Man convicted in Birmingham dancer’s 1982 rape and murder pleads guilty to killing teen in Boston in 1980
An Alabama man convicted in the 1982 murder of a Sammy’s Go-Go dancer has pleaded guilty a Massachusetts murder of a sex worker.
Steven Fike, 65, entered his guilty plea Wednesday to a reduced charge of manslaughter in the 1980 killing of 19-year-old Wendy Dansereau at a Boston motel.
“After 45 years, and thanks to advances in DNA science, the collection of evidence by Alabama authorities, and the perseverance of investigators here,’’ said Suffolk District Attorney Kevin Hayden, “Wendy Dansereau’s family at last has an answer about who was responsible for her tragic death.”
Fike received a 13 to 15-year sentence to run concurrently with his Alabama sentence.
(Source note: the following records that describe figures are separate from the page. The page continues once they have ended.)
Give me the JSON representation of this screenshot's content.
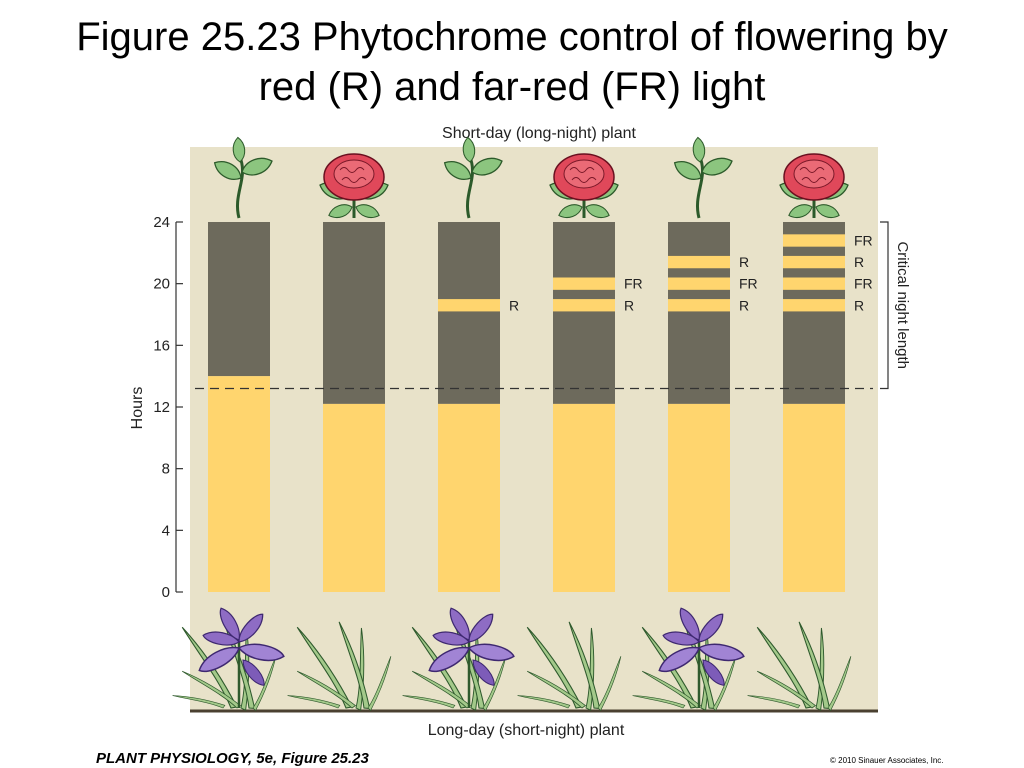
{
  "slide": {
    "title_line1": "Figure 25.23  Phytochrome control of flowering by",
    "title_line2": "red (R) and far-red (FR) light",
    "footer_source": "PLANT PHYSIOLOGY, 5e, Figure 25.23",
    "footer_copyright": "© 2010 Sinauer Associates, Inc."
  },
  "chart_data": {
    "type": "bar",
    "subtitle_top": "Short-day (long-night) plant",
    "subtitle_bottom": "Long-day (short-night) plant",
    "ylabel": "Hours",
    "ylim": [
      0,
      24
    ],
    "yticks": [
      0,
      4,
      8,
      12,
      16,
      20,
      24
    ],
    "critical_night_length_hours": 13.2,
    "critical_label": "Critical night length",
    "colors": {
      "day": "#ffd56e",
      "night": "#6d6a5c",
      "background": "#e8e2c9"
    },
    "bars": [
      {
        "day_length": 14.0,
        "flashes": [],
        "short_day_plant_flowers": false,
        "long_day_plant_flowers": true
      },
      {
        "day_length": 12.2,
        "flashes": [],
        "short_day_plant_flowers": true,
        "long_day_plant_flowers": false
      },
      {
        "day_length": 12.2,
        "flashes": [
          {
            "start": 18.2,
            "end": 19.0,
            "label": "R"
          }
        ],
        "short_day_plant_flowers": false,
        "long_day_plant_flowers": true
      },
      {
        "day_length": 12.2,
        "flashes": [
          {
            "start": 18.2,
            "end": 19.0,
            "label": "R"
          },
          {
            "start": 19.6,
            "end": 20.4,
            "label": "FR"
          }
        ],
        "short_day_plant_flowers": true,
        "long_day_plant_flowers": false
      },
      {
        "day_length": 12.2,
        "flashes": [
          {
            "start": 18.2,
            "end": 19.0,
            "label": "R"
          },
          {
            "start": 19.6,
            "end": 20.4,
            "label": "FR"
          },
          {
            "start": 21.0,
            "end": 21.8,
            "label": "R"
          }
        ],
        "short_day_plant_flowers": false,
        "long_day_plant_flowers": true
      },
      {
        "day_length": 12.2,
        "flashes": [
          {
            "start": 18.2,
            "end": 19.0,
            "label": "R"
          },
          {
            "start": 19.6,
            "end": 20.4,
            "label": "FR"
          },
          {
            "start": 21.0,
            "end": 21.8,
            "label": "R"
          },
          {
            "start": 22.4,
            "end": 23.2,
            "label": "FR"
          }
        ],
        "short_day_plant_flowers": true,
        "long_day_plant_flowers": false
      }
    ]
  }
}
He will be returned to Alabama to serve out his life sentence.
Fike was first linked by DNA in 2019 to Dansereau’s murder and then arrested for the crime in 2022.
A Birmingham native described as a drifter, Fike was convicted when he was 23 years in the Jan. 30, 1982, rape and murder of Patricia Ann Culp, a dancer at Sammy’s on Third Avenue West in Birmingham.
He was sentenced to life in prison and is an inmate at Elmore Correctional Facility.
The 20-year-old Culp was last seen entering the Hiway Host Motel on Bessemer Super Highway.
Her body was later found in a ditch, in about six inches of water, alongside Interstate 59 in Tuscaloosa County.
An autopsy later showed Culp died from “a severe blow to the back of her head.”
The manager of the Birmingham motel testified that Fike and Culp arrived in the early morning hours of Jan. 30, 1982, at the motel in a red car. They registered and went to Room 330.
The next morning the housekeeper discovered that one of the beds in Room 330 had been stripped and all the linens, bedspread, and blanket were missing from the room. Traces of blood were found in various areas of the motel room, including on the mattress.
Several witnesses testified they saw Fike at the Omelette Shop near the Birmingham Airport about 10 a.m. Jan. 30. He was seen driving a red Mustang.
Later that morning, Fike bought some new shoes. He then went to the Ramada Inn near the airport around 1 p.m. where he was seen changing clothes in the men’s room at this time.
Fike gave a bag containing shoes and keys to the Ramada Inn desk clerk. He then had the driver of the Ramada Inn van take him to get cigarettes and drop him at the airport.
Later that day, one of the security officers for the Ramada Inn noticed a red Mustang with a broken window.
When he looked inside the car, he found a tote bag which contained a sheer nightgown, panties, make-up and a pill bottle with the name Patricia Culp on it.
Photographs of Culp were found in the glove compartment. Blood was found in the trunk of the car, and a tire tool with hair fibers on it was also recovered in the trunk.
Fike was identified as the suspect after investigators composed a sketch of the suspect through witness descriptions and then police files.
A murder warrant was issued, and a nationwide alert sent to law enforcement agencies across the country. Fike was eventually arrested in Atlanta.
In Dansereau’s killing, Massachusetts authorities said an employee of the Hotel Diplomat in Boston’s South End discovered Dansereau’s body inside a hotel room on March 18, 1980.
She had been sexually assaulted and strangled.
Assistant District Attorney John Verner the room showed signs of a struggle
Dansereau had a red scarf tied around her neck with ligature marks under the scarf. Her clothes were found scattered around the room and her bra was damaged.
The investigation determined that Dansereau had entered the hotel earlier with a customer.
The medical examiner collected oral, anal and vaginal samples during the autopsy. Despite the best efforts of investigators, the case went unsolved, Verner said.
In 2011 investigators entered the sample evidence into the national Combined DNA Index System (CODIS) and obtained a match between a vaginal sperm sample and DNA obtained from Fike after his conviction in Alabama.
Partially-smoked cigarettes from the hotel room also matched Fike’s DNA, Verner said.
When interviewed by Boston homicide detectives in April 2018 in Alabama, Fike denied ever having been in Boston. He continued his denials when confronted with the evidence of his DNA in Dansereau’s body, Verner said.
Fike placed himself in Keene, NH around the time of Dansereau’s murder.
Police reports from Keene show that Fike committed a petty larceny about 12 hours before Dansereau entered the Diplomat Hotel with a customer, Verner said.